Monday, July 16, 2012

Barnstorming with a Purpose

Do yourself a big favor and watch this brief video of the Anderson Monarchs.

Now that's a summer vacation that the group will remember forever.  Reminds me of the book I read regarding the Rashi Rams entitled Third Base for Life. 

Friday, July 6, 2012

Fans Need to Self Police

Headlines of vile speech (65 years after Jackie Robinson broke in with the Dodgers) continue to shock.
We just completed celebrating the 4th of July.  The Declaration of Independence states, in part, that:

We hold these truths to be self-evident, that all men are created equal, that they are endowed by their Creator with certain unalienable rights, that among these are life, liberty and the pursuit of happiness.

Carl Crawford, Jacoby Ellsbury and John Lackey et al. have been endowed with special skills to which our society has assigned an inordinate value.  One can certainly question whether we have gone over the top in paying such astronomical sums to professional athletes and entertainers.  (By way of comparison in 1967 the entire 25 man roster of the pennant winning Boston Red Sox was paid less than $500,000 -- about the current major league minimum for one MLB player).  And when these players receive such incredible amounts (Bobby Jenks received $12 million and pitched a total of 15+ innings for the Red Sox) fans (and ownership) should expect an effort both on and off the field that is commensurate with the remuneration.  If the effort as measured by the results is woefully inadequate (push yourself away from those chicken wings in the clubhouse guys), then fans are within bounds to express their displeasure.  

So cheer for your favorite or voice your displeasure when you are so moved.  But please, do so in recognition of the fact that each one of us is entitled to be judged by our performance and by how we comport ourselves in pursuing our chosen craft.  And no one has license to contaminate the field with invective.  One can only hope that fans take it upon themselves to police the intolerant and ignorant among us so that headlines of this sort can truly become historical references.

Friday, June 15, 2012

On this Father's Day

Growing up, Mickey Mantle was the baseball star who captivated my interest. I'd read everything I could about the Commerce Comet.  I learned that Mick's Dad named him after HOF'er Mickey Cochrane; that after working in the mines, Mantle's father would come home and practice making Mickey into a switch hitter; and that Mantle thought he was doomed to an early grave since both his father and grandfather died before they were 40 years old.  It wasn't until I became a father myself that I understood you didn't have to hit 500 foot home runs to be a hero. 

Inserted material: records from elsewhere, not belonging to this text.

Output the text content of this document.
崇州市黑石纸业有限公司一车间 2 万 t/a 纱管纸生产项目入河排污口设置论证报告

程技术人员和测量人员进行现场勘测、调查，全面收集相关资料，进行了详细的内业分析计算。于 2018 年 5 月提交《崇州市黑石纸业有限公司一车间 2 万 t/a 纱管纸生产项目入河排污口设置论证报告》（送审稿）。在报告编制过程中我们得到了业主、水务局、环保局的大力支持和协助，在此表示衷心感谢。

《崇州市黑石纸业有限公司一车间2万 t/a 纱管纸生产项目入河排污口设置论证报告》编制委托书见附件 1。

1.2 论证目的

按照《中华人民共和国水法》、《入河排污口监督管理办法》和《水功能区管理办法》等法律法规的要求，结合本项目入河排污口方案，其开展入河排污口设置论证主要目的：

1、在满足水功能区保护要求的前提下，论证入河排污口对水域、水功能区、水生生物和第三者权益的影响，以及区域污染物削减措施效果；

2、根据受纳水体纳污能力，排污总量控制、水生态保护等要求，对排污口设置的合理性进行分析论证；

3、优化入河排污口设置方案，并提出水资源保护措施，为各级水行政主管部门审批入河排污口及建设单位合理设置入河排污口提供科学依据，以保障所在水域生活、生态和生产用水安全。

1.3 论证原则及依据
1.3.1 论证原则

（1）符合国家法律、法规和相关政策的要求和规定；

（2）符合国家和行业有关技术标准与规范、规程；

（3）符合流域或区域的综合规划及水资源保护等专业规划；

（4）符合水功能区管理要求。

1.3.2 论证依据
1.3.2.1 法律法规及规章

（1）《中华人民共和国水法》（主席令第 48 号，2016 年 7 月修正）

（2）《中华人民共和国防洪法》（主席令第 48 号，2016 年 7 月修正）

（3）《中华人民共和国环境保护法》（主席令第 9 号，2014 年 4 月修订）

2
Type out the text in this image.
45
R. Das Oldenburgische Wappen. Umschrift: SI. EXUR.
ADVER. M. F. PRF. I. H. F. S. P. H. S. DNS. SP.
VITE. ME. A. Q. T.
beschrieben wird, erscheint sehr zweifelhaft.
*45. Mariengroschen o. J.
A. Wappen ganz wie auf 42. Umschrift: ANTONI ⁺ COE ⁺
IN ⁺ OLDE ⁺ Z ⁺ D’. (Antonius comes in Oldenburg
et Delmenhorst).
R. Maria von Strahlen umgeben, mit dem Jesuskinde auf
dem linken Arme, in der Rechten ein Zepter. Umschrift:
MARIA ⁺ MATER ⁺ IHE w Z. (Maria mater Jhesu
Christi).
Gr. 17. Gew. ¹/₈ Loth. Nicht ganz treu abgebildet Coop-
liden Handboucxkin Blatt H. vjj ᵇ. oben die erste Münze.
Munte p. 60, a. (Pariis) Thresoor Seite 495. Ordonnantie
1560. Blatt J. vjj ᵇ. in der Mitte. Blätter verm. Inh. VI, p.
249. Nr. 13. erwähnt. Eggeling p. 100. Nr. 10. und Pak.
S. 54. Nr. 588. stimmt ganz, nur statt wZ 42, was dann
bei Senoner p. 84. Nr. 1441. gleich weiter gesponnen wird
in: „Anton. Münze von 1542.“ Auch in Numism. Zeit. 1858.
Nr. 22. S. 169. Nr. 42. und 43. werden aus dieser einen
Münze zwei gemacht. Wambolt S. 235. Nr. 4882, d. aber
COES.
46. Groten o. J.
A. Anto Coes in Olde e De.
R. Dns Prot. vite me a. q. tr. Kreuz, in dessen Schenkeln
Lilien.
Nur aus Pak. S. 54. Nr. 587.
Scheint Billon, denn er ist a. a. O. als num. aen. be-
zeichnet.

In 2001, my parents reached their 50th wedding anniversary.  At a family gathering to celebrate that occasion, I told my Father that he (and not Mickey Mantle) was my hero.  Due to the state of his health, I'm not sure that my Dad fully understood what I was trying to convey.  I miss him a lot and think about the lessons he taught me.  Not in the "you better eat your vegetables" kind of way, but in the manner in which he conducted himself: modest, unassuming, cordial and respectful to those with whom he interacted.   

Over the past couple of months, I have read two books of non-fiction that are about Fathers and Sons and baseball.  The first one was recommended to me by my Mother.  It's entitled: "Third Base For Life" and recounts the experiences of a father and son who assemble a team of athletically challenged 10 year olds.  They enter a tournament in Cooperstown New York to play against the best little leaguers from around the country.  It is a WONDERFUL book about much more than baseball.  I couldn't put it down on a flight to Atlanta.  It was that good -- indeed powerful.  As the plane descended through a turbulent landing approach, I felt that as long as I was reading the story, I would be comforted in the bonds that were detailed in the story.  The second book (a birthday present I received from a dear friend) is entitled: "Trading Manny" about a father and son who share a passion for baseball only to be undercut by the steroid era.  I'm still processing the take aways from that one.

As you can surmise, I am one who believes that shared experiences derived from baseball can provide a context for establishing long lasting ties between parents and their offspring (I won't go into what happened between the 6th and 7th games of the 1986 World Series when Mookie snaked that ball down the first base line).  And I have also learned that the experiences I no longer can share with my Father make me appreciate, learn from and love him even more.